With his wary, world-worn eyes never leaving the other two men, the agent edges across the dead space, the three figures facing off, each taking the point of an imaginary triangle.
While the Spanish guitar strums quietly his cragged, weary face speaks of a thousand shattered dreams.
As he carefully places the briefcase on the floor the strum turns to a wail: "Ay-Ei-Ay-E-Eee-AY-AY-Ay Ay-Ei-Ay-E-Eee …"
"You'll note the built-in speakers and the beautiful acoustics in the room," says the still-hopeful estate agent, quickly closing the curtains, hiding the gravestones on Boot Hill. "Very quiet neighbours," he adds, eyeing the cautious house-hunter and over-eager seller.
This little-known scene was written by Sergio Leone back in the early '60s when he was working as a mortgage adviser in Dagenham, but it had to be given a Spaghetti Western twist when the housing market set off on its soaring climb to the heights of 2007.
Now seems the appropriate time to revive the piece in its former glory, with all parties in the UK housing market currently locked in a classic 'Mexican' stand-off (the true phrase should be a Dagenham stand-off, as any film aficionado will tell you).
Property prices have fallen in most areas since 2007, while the Government has kept mortgage rates low and encouraged a variety of schemes to help house hunters and to get financial institutions lending.
Still we seem trapped between over-optimistic homeowners - keen to hold out for the price they thought their property had risen to - and prospective purchasers who either will not, or cannot, pay a seller's price in a buyer's market.
Sensible observers have suggested that the huge property price rises of the last 30-odd years still need at least a degree of further correction and that homeowners could see the value of their primary asset fall further.
Other experts feel that a fresh upsurge in prices is just around the corner.
The Money Shot believes that the issue could be more decisively resolved by Clint Eastwood, a musical pocket watch and a Colt 1851 Navy.
NEWS IN BRIEF
Ryanair says it will not form any part of a consortium bid for Stansted Airport. Rumours that their lack of interest followed a surcharge on the weight of briefcases brought to meetings and a credit charge levy added to the purchase price at the last minute are entirely unfounded.

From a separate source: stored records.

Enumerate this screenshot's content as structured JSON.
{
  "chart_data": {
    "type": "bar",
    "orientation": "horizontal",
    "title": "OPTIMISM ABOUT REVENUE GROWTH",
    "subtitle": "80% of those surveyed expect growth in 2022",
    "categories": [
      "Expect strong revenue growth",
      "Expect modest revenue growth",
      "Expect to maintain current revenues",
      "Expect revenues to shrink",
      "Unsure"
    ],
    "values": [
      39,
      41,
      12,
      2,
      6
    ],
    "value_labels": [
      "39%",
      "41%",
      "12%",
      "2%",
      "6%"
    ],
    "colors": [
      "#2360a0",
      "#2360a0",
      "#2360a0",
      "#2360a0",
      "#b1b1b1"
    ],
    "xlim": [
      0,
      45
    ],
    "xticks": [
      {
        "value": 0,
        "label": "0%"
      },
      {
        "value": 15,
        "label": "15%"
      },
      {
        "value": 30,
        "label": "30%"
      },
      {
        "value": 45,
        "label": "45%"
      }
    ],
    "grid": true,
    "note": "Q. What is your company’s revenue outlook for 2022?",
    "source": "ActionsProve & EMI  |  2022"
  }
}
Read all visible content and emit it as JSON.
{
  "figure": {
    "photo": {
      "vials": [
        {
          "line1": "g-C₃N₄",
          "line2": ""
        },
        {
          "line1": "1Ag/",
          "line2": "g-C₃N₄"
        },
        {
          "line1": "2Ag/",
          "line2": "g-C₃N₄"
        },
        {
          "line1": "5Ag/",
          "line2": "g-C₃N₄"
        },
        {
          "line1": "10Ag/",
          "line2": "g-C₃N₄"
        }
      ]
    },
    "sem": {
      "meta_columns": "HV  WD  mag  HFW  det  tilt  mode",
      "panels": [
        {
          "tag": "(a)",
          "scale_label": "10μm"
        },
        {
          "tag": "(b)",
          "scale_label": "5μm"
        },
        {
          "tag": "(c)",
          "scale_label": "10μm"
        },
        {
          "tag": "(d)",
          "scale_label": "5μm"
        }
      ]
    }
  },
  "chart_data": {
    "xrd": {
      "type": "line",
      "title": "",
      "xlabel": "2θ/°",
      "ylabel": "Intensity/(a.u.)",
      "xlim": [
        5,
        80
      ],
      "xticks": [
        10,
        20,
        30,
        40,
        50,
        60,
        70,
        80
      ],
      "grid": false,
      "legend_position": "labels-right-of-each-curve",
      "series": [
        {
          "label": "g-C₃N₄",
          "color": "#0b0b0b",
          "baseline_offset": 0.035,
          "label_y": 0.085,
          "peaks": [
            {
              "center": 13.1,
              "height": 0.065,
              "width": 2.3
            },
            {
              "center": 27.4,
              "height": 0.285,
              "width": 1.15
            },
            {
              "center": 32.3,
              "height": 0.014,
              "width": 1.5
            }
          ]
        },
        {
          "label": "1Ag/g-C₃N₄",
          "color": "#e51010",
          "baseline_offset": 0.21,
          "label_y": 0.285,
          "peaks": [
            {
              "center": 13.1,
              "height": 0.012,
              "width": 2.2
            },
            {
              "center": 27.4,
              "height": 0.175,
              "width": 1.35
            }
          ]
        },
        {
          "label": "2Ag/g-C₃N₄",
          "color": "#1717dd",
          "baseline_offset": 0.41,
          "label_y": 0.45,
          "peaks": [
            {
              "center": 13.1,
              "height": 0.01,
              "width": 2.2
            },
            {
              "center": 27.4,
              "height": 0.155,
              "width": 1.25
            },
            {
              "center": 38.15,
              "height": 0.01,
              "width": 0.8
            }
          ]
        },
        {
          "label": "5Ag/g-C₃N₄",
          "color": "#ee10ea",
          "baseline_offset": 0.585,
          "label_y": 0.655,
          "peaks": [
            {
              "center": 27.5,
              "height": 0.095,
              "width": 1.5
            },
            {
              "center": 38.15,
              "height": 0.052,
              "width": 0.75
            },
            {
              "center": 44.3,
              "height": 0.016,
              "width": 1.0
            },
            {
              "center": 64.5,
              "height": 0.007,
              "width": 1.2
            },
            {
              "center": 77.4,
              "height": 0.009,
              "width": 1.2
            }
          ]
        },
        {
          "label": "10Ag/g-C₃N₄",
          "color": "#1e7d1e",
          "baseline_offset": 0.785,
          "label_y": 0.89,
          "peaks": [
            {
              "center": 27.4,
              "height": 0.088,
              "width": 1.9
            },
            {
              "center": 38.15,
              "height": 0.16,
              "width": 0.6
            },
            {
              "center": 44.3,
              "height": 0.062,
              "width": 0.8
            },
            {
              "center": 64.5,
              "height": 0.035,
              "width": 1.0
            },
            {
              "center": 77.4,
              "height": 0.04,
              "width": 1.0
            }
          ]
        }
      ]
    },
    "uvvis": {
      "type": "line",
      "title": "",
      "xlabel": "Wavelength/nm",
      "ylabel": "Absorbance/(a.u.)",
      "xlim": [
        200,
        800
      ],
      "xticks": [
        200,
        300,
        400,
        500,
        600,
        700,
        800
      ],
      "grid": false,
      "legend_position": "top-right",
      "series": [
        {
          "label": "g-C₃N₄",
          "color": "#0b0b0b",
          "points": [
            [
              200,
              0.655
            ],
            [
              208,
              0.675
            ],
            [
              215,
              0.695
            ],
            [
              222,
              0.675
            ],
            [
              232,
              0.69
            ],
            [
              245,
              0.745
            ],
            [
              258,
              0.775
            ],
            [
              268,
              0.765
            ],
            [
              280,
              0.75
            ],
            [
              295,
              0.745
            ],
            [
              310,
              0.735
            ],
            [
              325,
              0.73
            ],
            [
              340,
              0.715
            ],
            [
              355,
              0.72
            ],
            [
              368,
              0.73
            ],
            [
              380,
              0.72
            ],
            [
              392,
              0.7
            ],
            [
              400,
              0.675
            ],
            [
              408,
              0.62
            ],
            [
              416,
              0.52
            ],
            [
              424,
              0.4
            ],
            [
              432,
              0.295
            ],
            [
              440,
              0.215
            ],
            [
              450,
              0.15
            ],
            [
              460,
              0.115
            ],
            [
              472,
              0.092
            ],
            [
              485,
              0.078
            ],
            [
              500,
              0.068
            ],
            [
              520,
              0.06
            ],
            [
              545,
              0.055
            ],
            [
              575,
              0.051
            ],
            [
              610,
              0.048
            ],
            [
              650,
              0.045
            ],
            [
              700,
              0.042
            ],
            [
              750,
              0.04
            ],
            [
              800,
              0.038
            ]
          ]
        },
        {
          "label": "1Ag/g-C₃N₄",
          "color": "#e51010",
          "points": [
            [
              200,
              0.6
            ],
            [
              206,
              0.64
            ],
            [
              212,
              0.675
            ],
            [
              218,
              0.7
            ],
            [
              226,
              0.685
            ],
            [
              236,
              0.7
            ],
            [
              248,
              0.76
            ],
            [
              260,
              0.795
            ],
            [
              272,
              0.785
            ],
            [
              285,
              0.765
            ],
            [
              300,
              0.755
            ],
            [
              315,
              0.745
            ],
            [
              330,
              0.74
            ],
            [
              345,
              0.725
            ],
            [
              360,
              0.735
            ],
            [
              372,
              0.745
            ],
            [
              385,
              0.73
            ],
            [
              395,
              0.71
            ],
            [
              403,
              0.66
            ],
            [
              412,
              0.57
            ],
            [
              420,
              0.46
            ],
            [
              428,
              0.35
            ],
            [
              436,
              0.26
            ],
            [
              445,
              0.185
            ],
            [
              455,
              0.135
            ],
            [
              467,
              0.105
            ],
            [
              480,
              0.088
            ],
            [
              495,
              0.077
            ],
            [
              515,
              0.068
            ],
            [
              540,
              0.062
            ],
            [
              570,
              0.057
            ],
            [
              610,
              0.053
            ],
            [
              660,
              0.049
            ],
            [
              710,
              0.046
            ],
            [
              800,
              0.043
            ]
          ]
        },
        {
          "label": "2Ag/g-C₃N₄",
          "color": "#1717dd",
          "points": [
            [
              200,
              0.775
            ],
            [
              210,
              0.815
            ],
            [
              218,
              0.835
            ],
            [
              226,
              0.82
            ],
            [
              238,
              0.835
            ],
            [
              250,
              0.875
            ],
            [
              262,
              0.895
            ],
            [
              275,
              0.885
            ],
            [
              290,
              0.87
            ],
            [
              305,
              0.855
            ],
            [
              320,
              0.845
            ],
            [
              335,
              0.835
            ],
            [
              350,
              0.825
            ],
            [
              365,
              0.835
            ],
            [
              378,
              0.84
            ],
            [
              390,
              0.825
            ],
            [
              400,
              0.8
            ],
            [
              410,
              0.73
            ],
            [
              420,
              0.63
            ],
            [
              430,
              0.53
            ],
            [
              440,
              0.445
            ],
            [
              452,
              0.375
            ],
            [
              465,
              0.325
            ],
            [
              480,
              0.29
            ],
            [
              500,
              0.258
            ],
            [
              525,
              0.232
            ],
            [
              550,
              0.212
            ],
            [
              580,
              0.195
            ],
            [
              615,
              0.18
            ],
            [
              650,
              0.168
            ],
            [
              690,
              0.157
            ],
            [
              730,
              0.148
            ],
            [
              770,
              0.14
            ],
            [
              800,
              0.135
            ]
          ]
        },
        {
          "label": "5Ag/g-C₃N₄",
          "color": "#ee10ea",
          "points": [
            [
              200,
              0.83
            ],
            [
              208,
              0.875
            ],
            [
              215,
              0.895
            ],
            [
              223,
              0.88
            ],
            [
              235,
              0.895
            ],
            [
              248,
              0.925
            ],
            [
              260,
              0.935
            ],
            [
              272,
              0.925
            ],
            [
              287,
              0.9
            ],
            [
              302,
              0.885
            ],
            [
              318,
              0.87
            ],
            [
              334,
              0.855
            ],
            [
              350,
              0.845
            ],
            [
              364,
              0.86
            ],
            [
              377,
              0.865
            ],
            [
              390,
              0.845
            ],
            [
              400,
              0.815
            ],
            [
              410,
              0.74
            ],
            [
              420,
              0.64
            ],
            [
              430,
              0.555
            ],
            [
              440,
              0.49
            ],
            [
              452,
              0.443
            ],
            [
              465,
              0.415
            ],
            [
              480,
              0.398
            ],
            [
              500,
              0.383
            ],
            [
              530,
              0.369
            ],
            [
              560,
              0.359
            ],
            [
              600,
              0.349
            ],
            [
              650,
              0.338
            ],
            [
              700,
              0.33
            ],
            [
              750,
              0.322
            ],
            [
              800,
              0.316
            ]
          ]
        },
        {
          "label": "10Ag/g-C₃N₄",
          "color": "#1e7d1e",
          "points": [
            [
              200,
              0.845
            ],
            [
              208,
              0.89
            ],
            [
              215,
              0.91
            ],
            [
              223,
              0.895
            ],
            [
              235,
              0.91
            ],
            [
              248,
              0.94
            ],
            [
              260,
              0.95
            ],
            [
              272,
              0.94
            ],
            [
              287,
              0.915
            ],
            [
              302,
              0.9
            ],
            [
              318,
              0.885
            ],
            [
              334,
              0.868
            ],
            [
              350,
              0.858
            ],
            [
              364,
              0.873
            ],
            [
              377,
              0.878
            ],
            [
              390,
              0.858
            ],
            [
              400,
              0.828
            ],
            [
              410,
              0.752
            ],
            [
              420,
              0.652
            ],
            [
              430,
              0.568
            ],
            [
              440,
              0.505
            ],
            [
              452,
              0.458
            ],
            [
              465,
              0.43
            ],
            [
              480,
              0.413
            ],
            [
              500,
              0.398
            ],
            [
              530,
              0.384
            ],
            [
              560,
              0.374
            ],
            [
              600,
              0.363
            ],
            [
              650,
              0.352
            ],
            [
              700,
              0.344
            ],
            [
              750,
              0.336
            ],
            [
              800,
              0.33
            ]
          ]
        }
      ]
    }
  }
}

The Money Shot considered contacting Ryanair boss Michael O’Leary for a comment, but decided that it would probably be unprintable.
The multi-billion pound merger deal between BAE Systems and EADS suffered a high-profile collapse this week. This prompted the Money Shot to ask whether this was the first time conflict involving the defence interests of the UK, France, Germany and the US had ever broken out? Answers on the back of a postcard to the usual address.
Football finance was in the news this week, with Rangers hoping that floating its shares on the Alternative Investment Market would help return the Glasgow side to former glories. More controversial was Newcastle United's shirt sponsorship deal with short-term, high-interest, 'payday' loan company Wonga. Should the Magpies make a late £150m swoop for Lionel Messi, the Toon Army would be well advised to check the APR.
Shameless plug time: With the shock news that a woman in south-west France has received a telephone bill for 12 quadrillion euros , Gocompare.com feels compelled to ask - has your home phone bill got out of hand?
An elderly couple in Bedford were called to account after unwittingly growing the biggest cannabis plant that their local police had ever seen. The Money Shot cannot think of anything that would make it so lethargic as to let the garden get that out of hand.
ON COVERED MAG THIS WEEK
Ever fancied hitting the pub with one of history's greats? Michelangelo, maybe? Don't bother. Wouldn't put his hand in his pocket, spent the entire night hoovering up the empties, then finally bought a round of slops for everyone (10p a pint in Llareggub Rugby Club). Don't believe me? Check out Rachel England's exposé of miserly Mike, one of history's 10 biggest tightwads.
What are your thoughts on doggy style? Dave Jenkins reveals the intimate secrets of canines and their coats.
Daniel Bevis has been singing the praises of the much-loved 4x4. He makes a good case, but the Money Shot is not convinced. In true Spinal Tap fashion, it wants one that goes up to five.
Felicity Hannah told us what George Osborne should do to mend the economy. Cut, spend, save, tax and expand. Easy.
In this age of austerity, people are looking for money-saving tips in all aspects of their lives, and diet is no exception.
But the Money Shot whole-heartedly urges loyal readers to stay away from culinary approaches that are likely to lead to Darwin Award nominations. Ben Siegel Reptile Store's cockroach-eating competition is the sort of thing that springs readily to mind.
The Swansea restaurant that served whisky to Sonny Rees on his second birthday would also seem to have one or two questions to answer, and it left the Money Shot musing. In its own home valleys metropolis of Merthyr Tydfil, there was no way you'd get served until you were at least 13.